Which leads to my next point about nuevo mexico—my beloved home. The first two women, who I really enjoyed talking with and who were familiar with n.m., either grew up there/had family there, or had lived there for a significant amount of time. They were great. Our conversation about burque made me feel a little bit more at home. We talked about our favorite restaurants, big skies, commuting from the west side or rio rancho to downtown, and, of course, the major differences between l.a. and burque. Unfortunately, they had to leave early.
So college-friend and I stuck around. And I managed to get into a conversation with some Harvard-undergrad-educated white girl with a fancy l.a. power job about how “beautiful” burque is. “It really is enchanting!” she said as she moved her arms snakelike up and down to demonstrate “enchantment.” (This in reference to the state slogan “the land of enchantment” that I hate if only because white people use it to exoticize us—native and nuevomexican@ people–by ignoring our presence so they can talk about landscapes as if we don’t exist. Freakin colonization dude!) She told us how she went on the tram, toured old town, and was then “totally hooked on the a-b-q.” And how her friend has a “fabulous” house there with a “wonderful view of the city” and she is thinking of moving there soon.
“Don’t you just loooove it there?” she asked, with that silly dreamy breathy tone that they all use.
“Um.

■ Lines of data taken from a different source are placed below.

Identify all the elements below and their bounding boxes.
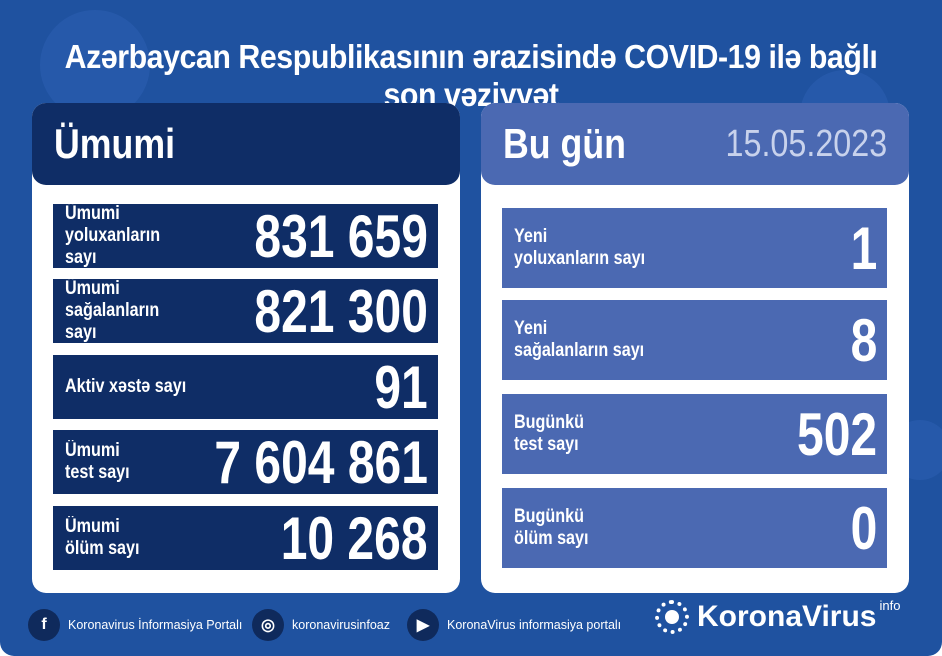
youtube-icon: ▶	[407, 609, 439, 641]
stat-row: Aktiv xəstə sayı 91	[53, 353, 438, 421]
today-header: Bu gün 15.05.2023	[481, 103, 909, 185]
logo-text: KoronaVirus	[697, 600, 877, 633]
stat-row: Ümumi ölüm sayı 10 268	[53, 504, 438, 572]
stat-label: Ümumi yoluxanların sayı	[65, 203, 161, 268]
stat-row: Ümumi yoluxanların sayı 831 659	[53, 202, 438, 270]
instagram-label: koronavirusinfoaz	[292, 618, 390, 632]
stat-value: 7 604 861	[214, 428, 428, 496]
stat-label: Bugünkü ölüm sayı	[514, 506, 589, 549]
facebook-link[interactable]: f Koronavirus İnformasiya Portalı	[28, 609, 242, 641]
stat-label: Ümumi sağalanların sayı	[65, 278, 160, 343]
stat-value: 91	[374, 353, 428, 421]
stat-value: 821 300	[254, 277, 428, 345]
footer: f Koronavirus İnformasiya Portalı ◎ korona…	[0, 605, 942, 645]
stat-label: Aktiv xəstə sayı	[65, 376, 187, 397]
stat-row: Ümumi test sayı 7 604 861	[53, 428, 438, 496]
stat-row: Ümumi sağalanların sayı 821 300	[53, 277, 438, 345]
total-header: Ümumi	[32, 103, 460, 185]
today-heading: Bu gün	[503, 120, 626, 167]
stat-value: 1	[850, 214, 877, 282]
sun-icon	[655, 600, 689, 634]
stat-row: Yeni yoluxanların sayı 1	[502, 208, 887, 288]
stat-label: Yeni yoluxanların sayı	[514, 226, 646, 269]
instagram-icon: ◎	[252, 609, 284, 641]
stat-label: Ümumi test sayı	[65, 440, 130, 483]
instagram-link[interactable]: ◎ koronavirusinfoaz	[252, 609, 390, 641]
stat-value: 10 268	[281, 504, 428, 572]
koronavirus-logo: KoronaVirus info	[655, 597, 901, 634]
stat-label: Bugünkü test sayı	[514, 412, 584, 455]
facebook-icon: f	[28, 609, 60, 641]
stat-value: 8	[850, 306, 877, 374]
stat-label: Yeni sağalanların sayı	[514, 318, 645, 361]
virus-decoration-icon	[40, 10, 150, 120]
youtube-label: KoronaVirus informasiya portalı	[447, 618, 622, 632]
logo-sup: info	[879, 597, 901, 613]
stat-value: 502	[796, 400, 877, 468]
stat-row: Bugünkü ölüm sayı 0	[502, 488, 887, 568]
date: 15.05.2023	[725, 122, 887, 165]
today-panel: Bu gün 15.05.2023 Yeni yoluxanların sayı 1…	[481, 103, 909, 593]
stat-label: Ümumi ölüm sayı	[65, 516, 140, 559]
stat-row: Yeni sağalanların sayı 8	[502, 300, 887, 380]
facebook-label: Koronavirus İnformasiya Portalı	[68, 618, 243, 632]
total-panel: Ümumi Ümumi yoluxanların sayı 831 659 Ümumi…	[32, 103, 460, 593]
stat-row: Bugünkü test sayı 502	[502, 394, 887, 474]
stat-value: 831 659	[254, 202, 428, 270]
youtube-link[interactable]: ▶ KoronaVirus informasiya portalı	[407, 609, 621, 641]
total-heading: Ümumi	[54, 120, 176, 167]
stat-value: 0	[850, 494, 877, 562]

It’s my home.” I said. My familia has lived there for centuries and therefore I am tied to the land. Of course I love it and of course I think it’s beautiful—but not because it’s freakin’ “enchanting”!!! And seriously, am I supposed to respond in a way that is self-exoticizing?
Then she said, “Do you not like it there? Because some people don’t like to live where they grew up. They just don’t appreciate their home towns like people who are not from there do.” The arrogance is really quite astounding!

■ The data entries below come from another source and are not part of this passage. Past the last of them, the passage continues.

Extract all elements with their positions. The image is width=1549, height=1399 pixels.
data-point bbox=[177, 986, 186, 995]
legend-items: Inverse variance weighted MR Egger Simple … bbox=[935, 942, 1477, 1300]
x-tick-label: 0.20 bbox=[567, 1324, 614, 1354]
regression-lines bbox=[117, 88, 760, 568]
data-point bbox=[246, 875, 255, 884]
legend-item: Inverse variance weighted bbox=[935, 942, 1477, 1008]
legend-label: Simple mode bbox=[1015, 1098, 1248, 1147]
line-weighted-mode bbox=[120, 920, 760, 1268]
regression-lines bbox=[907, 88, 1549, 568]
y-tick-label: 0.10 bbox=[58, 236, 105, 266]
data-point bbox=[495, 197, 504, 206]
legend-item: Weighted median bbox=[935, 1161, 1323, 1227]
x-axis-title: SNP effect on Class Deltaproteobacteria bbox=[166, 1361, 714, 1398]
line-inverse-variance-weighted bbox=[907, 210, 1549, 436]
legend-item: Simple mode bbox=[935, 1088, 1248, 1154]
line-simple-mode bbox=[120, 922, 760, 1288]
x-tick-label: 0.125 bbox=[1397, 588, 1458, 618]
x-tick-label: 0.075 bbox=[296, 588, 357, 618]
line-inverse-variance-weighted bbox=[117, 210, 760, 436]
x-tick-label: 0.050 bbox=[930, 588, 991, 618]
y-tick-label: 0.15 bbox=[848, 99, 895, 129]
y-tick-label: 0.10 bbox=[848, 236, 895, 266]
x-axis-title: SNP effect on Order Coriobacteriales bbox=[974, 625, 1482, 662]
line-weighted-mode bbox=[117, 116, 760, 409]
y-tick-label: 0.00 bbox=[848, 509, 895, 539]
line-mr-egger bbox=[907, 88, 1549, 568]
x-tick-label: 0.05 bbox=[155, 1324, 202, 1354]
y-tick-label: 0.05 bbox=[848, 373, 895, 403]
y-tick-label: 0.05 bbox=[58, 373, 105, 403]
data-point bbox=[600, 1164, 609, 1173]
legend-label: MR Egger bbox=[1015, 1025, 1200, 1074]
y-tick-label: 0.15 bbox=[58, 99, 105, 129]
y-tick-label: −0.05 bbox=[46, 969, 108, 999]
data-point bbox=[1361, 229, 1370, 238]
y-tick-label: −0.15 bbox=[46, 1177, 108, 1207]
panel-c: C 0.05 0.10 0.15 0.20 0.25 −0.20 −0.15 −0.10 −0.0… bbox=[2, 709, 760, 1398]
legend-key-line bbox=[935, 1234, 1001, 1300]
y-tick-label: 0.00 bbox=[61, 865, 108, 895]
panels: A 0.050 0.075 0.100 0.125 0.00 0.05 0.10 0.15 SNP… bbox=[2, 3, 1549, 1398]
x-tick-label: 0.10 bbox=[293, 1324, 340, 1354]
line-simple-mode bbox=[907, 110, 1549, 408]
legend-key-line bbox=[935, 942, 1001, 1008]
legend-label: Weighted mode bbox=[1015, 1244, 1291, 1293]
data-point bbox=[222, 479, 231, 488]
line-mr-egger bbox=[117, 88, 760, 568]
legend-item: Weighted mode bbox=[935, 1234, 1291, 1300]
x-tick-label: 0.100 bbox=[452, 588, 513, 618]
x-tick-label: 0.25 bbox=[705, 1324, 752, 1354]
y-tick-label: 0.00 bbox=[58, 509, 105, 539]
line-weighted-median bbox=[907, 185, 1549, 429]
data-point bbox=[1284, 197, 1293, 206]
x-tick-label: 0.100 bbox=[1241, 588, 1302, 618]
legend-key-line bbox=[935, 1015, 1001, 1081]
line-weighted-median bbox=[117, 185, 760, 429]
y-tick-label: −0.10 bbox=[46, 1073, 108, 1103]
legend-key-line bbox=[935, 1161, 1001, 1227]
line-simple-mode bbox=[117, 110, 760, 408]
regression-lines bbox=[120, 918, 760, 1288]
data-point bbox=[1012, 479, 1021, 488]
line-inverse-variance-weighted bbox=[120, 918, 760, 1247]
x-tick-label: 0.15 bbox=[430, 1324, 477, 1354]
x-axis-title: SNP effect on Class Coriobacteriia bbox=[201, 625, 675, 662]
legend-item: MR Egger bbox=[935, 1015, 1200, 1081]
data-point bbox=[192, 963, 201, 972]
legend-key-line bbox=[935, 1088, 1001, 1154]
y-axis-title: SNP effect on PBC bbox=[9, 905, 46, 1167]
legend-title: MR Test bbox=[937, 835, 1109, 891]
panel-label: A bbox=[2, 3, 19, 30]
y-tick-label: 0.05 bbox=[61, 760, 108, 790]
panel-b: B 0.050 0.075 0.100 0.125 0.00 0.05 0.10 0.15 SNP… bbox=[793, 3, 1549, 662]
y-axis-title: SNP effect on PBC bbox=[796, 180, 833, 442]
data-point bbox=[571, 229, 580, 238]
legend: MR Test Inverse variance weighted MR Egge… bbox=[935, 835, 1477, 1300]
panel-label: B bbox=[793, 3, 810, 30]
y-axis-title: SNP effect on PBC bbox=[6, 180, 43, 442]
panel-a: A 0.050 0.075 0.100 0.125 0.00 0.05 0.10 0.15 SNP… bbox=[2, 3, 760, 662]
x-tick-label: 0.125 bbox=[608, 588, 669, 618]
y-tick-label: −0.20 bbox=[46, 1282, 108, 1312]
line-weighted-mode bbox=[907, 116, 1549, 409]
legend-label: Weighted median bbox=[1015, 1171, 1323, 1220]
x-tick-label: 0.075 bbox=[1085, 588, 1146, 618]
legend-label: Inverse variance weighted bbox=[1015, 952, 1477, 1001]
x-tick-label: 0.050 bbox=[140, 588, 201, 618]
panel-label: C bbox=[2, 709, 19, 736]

But then all I could muster through my killing rage was, “Yes, I do like it there. Yes, it is beautiful.” Geez, you’d think I would have learned by now how to confront this perpetual issue. Because what I really wanted to say was, “Leave the damn ‘fabulous house’ and go to where I grew up in cinco puntos or Los Padillas or another barrio or to one of the reservations. And then tell me if you still think it’s beautiful, bitch!” I mean, how do you subvert the colonial gaze without being totally angry and, on the other hand, without doing the mimicry thing (a la homi b.)?
College-friend came to the rescue and changed the subject. We left soon after—not because of the wack white girl, but because we kept getting the brush off, no matter how many different folks we tried to chat with. Now, back in my cozy apartment, I guess the night wasn’t a total bust because I met those cool nuevo mexico chicas and it was good to see the very cool party-hostess. But the contrast, between folks who get it and folks who clearly have no intention of getting it, still has my blood boiling. And the snooty l.a. factor? Well that just makes it worse. Again, I ask, WTF?
The whole experience made me appreciate even more my amigas and the community I just visited in tejas last weekend. That’s real. They are real. I’m going to try not to let this stop me from putting myself out there and meeting people. But I gotta say, it has been taking a lot of freakin emotional work—much more than any new place I’ve moved to (besides Appalachia when I was a tender adolescent). And I really do like l.a. I’m positive that there’s community in this sprawling city for me. I guess I’m just going to have to build slowly and be more patient.